En plena euforia de delfines varados, el mar sorprende, aunque no mucho, con otro avistamiento: el de algo que se mueve entre aguas, que juega a ser cetáceo, pero no se define. Hay que meterse hasta la cintura y eso hace Javier Garrido, cantero, quien primero observa cómo se las gasta un tronco de madera a simple vista largo de consideración y, luego, difícil de manejar con su cabeceo de moverse a flote en un extremo sí; en el otro, no.

Así que lo amarra a las rocas, estudia las mareas y busca la propicia para que ayude a ponerlo en seco. En su tiempo, recaba la ayuda de Naro y de Toti, se ponen a la faena y allá van siete horas de tarea para rescatar el madero y, con más colaboración, la de un tractor, llevarlo a tierra, a un sendero que apenas es línea en el paisaje.

Más Oia, con sus 26 kilómetros de costa, llama "poto" a eso, a cualquier rendija que dé acceso a la costa.
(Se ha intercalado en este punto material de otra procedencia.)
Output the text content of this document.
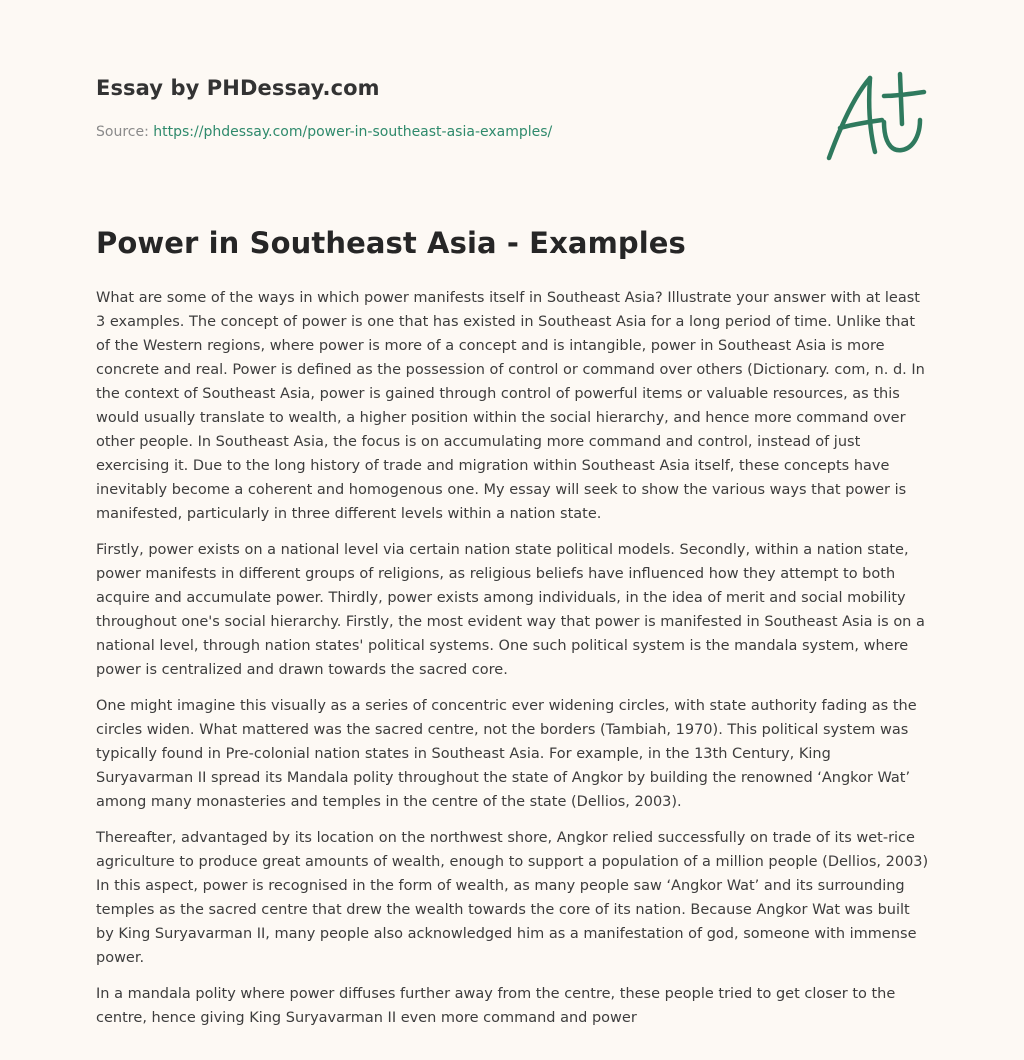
Essay by PHDessay.com
Source: https://phdessay.com/power-in-southeast-asia-examples/
Power in Southeast Asia - Examples

What are some of the ways in which power manifests itself in Southeast Asia? Illustrate your answer with at least 3 examples. The concept of power is one that has existed in Southeast Asia for a long period of time. Unlike that of the Western regions, where power is more of a concept and is intangible, power in Southeast Asia is more concrete and real. Power is defined as the possession of control or command over others (Dictionary. com, n. d. In the context of Southeast Asia, power is gained through control of powerful items or valuable resources, as this would usually translate to wealth, a higher position within the social hierarchy, and hence more command over other people. In Southeast Asia, the focus is on accumulating more command and control, instead of just exercising it. Due to the long history of trade and migration within Southeast Asia itself, these concepts have inevitably become a coherent and homogenous one. My essay will seek to show the various ways that power is manifested, particularly in three different levels within a nation state.

Firstly, power exists on a national level via certain nation state political models. Secondly, within a nation state, power manifests in different groups of religions, as religious beliefs have influenced how they attempt to both acquire and accumulate power. Thirdly, power exists among individuals, in the idea of merit and social mobility throughout one's social hierarchy. Firstly, the most evident way that power is manifested in Southeast Asia is on a national level, through nation states' political systems. One such political system is the mandala system, where power is centralized and drawn towards the sacred core.

One might imagine this visually as a series of concentric ever widening circles, with state authority fading as the circles widen. What mattered was the sacred centre, not the borders (Tambiah, 1970). This political system was typically found in Pre-colonial nation states in Southeast Asia. For example, in the 13th Century, King Suryavarman II spread its Mandala polity throughout the state of Angkor by building the renowned ‘Angkor Wat’ among many monasteries and temples in the centre of the state (Dellios, 2003).

Thereafter, advantaged by its location on the northwest shore, Angkor relied successfully on trade of its wet-rice agriculture to produce great amounts of wealth, enough to support a population of a million people (Dellios, 2003) In this aspect, power is recognised in the form of wealth, as many people saw ‘Angkor Wat’ and its surrounding temples as the sacred centre that drew the wealth towards the core of its nation. Because Angkor Wat was built by King Suryavarman II, many people also acknowledged him as a manifestation of god, someone with immense power.

In a mandala polity where power diffuses further away from the centre, these people tried to get closer to the centre, hence giving King Suryavarman II even more command and power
El tronco, al fin, bien medido, con ración extra de cerveza, después de los viajes que reclamó al mar la función del rescate, se presenta con sus 18,30 metros de longitud y unos 30 centímetros de diámetro.

Acuden curiosos y expertos que establecen, unos el peligro que debió haber representado para la navegación; otros, el precio aproximado o de negocio. se trata de mongoy, madera africana originaria de Costa de Marfil, Ghana, Nigeria y Gabón, con el mérito de que viene de una sola pieza y es útil para la elaboración de muebles por su veteado.

Se observa que el madero aparece como petroleado, acaso en origen, tal vez como resultado de su trayectoria a la deriva por esos mares emponzoñados por los vertidos. La madera vale también para instrumentos y herramientas y tiene otras utilidades.

A la deriva

Una estrella insculpida en la cabecera y unos plásticos, etiqueta que puede dar pistas sobre el destino de esta mercancía, seguramente caída de un carguero, y que traía percebes (azul, amarillo, blanco) incorporados. Percebes que, dicen, son de la costa africana. Oia recuerda que, no hace tanto, el mar (la mar) envió otro regalo: velones y más velones de cera en contenedores, con los que se llenaron carros, entonces del país, como previniendo para los apagones de época.